Джеффри в своем смятении испытывал настоятельную потребность в сочувствии другого человека. Вследствие несчастной случайности он утратил дружбу Реджи. Но ведь он мог еще опереться на любовь жены.
И вот он взбежал по ступенькам «Императорского отеля», страстно желая увидеть Асако, хотя и боялся необходимости сообщить ей это ужасное известие.
Он открыл двери. Комната была пуста. Он искал глазами пальто, шляпы, редкости, домашние вещи, какой-нибудь знак ее присутствия. Но ничего не указывало на принадлежность комнаты ей.
С болезненным предчувствием он возвратился в коридор. Там поблизости оказался бой-сан.
— Оку-сан уехала, — сообщил бой-сан. — Не вернется назад, я думаю.
— Куда она уехала? — спросил Джеффри.
Бой-сан с отвратительным японским злорадством качал головой.
— Я очень извиняюсь перед вами, — сказал он. — Сегодня, очень рано, пришло много народа, Танака-сан, две японские девушки. Очень много говорили. Оку-сан плакала, кричала. Все красивые кимоно увезли очень скоро.
— А где Танака, где он?
— Уехал с Оку-сан, — злорадно сообщил бой, — я очень извиняюсь.
Джеффри захлопнул дверь перед лицом своего мучителя. Он упал в кресло и застыл, смотря и ничего не видя. Что могло случиться? Понемногу возвратилась к нему способность думать. Танака! Он видел маленького негодяя в автомобиле Яэ в Чузен-дзи. Он, наверное, приезжал шпионить за хозяином, как делал это пятьдесят раз прежде. Он и этот полукровный дьявол вернулись раньше его в Токио, опередили его и наплели Асако целую кучу лжи. Она, очевидно, поверила им, если уехала, но куда она уехала? Бой-сан говорил о двух японских женщинах. Она, наверно, поехала в дом Фудзинами, этих ужасных, грязных родных.

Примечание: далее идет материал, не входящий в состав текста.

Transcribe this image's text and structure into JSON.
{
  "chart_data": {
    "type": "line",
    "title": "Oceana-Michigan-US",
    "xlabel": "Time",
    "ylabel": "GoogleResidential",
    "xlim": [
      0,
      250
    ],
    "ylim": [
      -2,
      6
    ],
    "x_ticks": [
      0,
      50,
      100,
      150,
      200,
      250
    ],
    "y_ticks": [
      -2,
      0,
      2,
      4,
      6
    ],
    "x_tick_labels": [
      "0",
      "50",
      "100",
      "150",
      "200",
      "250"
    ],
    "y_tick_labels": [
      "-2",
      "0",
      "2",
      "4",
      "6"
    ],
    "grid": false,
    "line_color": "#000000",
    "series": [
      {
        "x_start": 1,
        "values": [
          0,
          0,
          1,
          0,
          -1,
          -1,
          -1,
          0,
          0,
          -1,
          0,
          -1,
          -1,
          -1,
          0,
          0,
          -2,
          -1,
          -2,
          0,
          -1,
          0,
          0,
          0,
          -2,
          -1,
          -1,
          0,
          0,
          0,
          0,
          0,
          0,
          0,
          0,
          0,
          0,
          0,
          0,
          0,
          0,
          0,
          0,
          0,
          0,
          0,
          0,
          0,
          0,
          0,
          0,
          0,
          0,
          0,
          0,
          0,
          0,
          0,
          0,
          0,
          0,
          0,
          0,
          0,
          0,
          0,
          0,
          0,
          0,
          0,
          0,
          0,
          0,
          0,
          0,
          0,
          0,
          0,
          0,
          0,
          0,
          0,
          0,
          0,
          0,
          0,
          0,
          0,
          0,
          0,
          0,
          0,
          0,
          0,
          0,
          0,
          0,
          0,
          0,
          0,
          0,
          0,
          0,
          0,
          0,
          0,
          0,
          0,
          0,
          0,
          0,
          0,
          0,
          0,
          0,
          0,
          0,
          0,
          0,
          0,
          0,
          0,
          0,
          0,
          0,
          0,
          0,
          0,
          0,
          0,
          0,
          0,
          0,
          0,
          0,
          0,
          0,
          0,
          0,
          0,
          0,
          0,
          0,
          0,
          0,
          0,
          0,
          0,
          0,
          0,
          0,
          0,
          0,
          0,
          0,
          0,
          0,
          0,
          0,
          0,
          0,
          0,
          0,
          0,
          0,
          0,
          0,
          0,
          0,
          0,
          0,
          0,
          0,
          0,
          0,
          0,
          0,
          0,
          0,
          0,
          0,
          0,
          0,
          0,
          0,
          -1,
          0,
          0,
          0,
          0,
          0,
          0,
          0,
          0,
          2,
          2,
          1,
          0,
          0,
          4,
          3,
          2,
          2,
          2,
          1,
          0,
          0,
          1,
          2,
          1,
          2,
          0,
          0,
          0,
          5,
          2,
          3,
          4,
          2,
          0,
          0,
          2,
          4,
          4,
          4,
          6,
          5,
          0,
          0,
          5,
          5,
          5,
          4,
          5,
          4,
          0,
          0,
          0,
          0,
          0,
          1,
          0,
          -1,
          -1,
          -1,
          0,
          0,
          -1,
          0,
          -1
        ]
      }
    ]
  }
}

Надо найти ее сейчас же. Надо открыть ей глаза, пусть узнает правду. Он должен привезти ее обратно. Надо увезти ее совсем из Японии — навсегда.

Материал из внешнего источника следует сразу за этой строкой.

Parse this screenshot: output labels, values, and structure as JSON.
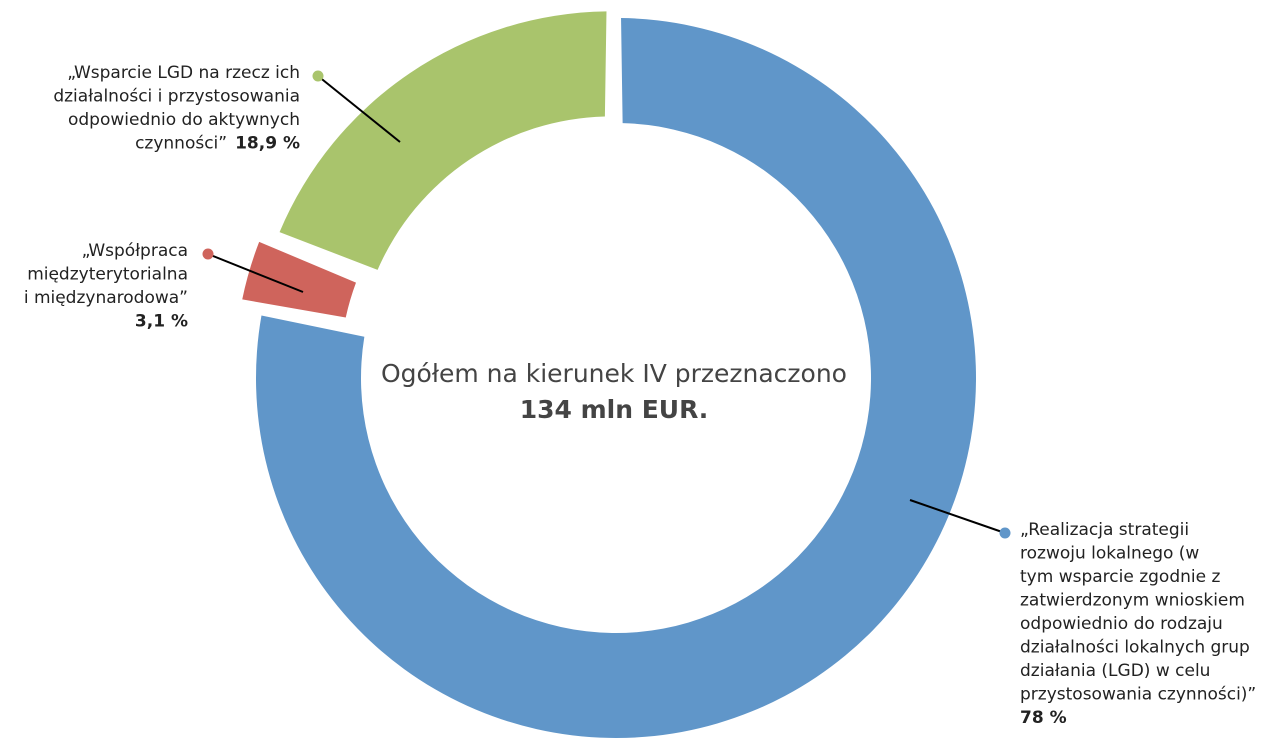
{
  "chart_data": {
    "type": "donut",
    "categories": [
      [
        "„Realizacja strategii",
        "rozwoju lokalnego (w",
        "tym wsparcie zgodnie z",
        "zatwierdzonym wnioskiem",
        "odpowiednio do rodzaju",
        "działalności lokalnych grup",
        "działania (LGD) w celu",
        "przystosowania czynności)”"
      ],
      [
        "„Współpraca",
        "międzyterytorialna",
        "i międzynarodowa”"
      ],
      [
        "„Wsparcie LGD na rzecz ich",
        "działalności i przystosowania",
        "odpowiednio do aktywnych",
        "czynności”"
      ]
    ],
    "values": [
      78,
      3.1,
      18.9
    ],
    "value_labels": [
      "78 %",
      "3,1 %",
      "18,9 %"
    ],
    "colors": [
      "#6096c9",
      "#cf645c",
      "#a9c46c"
    ],
    "annotations": [
      "Ogółem na kierunek IV przeznaczono",
      "134 mln EUR."
    ]
  }
}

Баррингтон проходил по зале отеля, говоря сам с собой, ничего не видя, ничего не слыша, как вдруг почувствовал прикосновение чьей-то руки к своей. Это была Титина, французская горничная Асако.
— Мсье капитан, — сказала она, — мадам уехала. Это не моя вина, мсье капитан. Я говорила мадам, не уходите, подождите мсье. Но мадам околдована. Она, такая честная католичка, говорит молитвы в храмах этих желтых дьяволов. Я сама видела, как она хлопала руками — так! — и молилась. Святые покинули ее. Она околдована.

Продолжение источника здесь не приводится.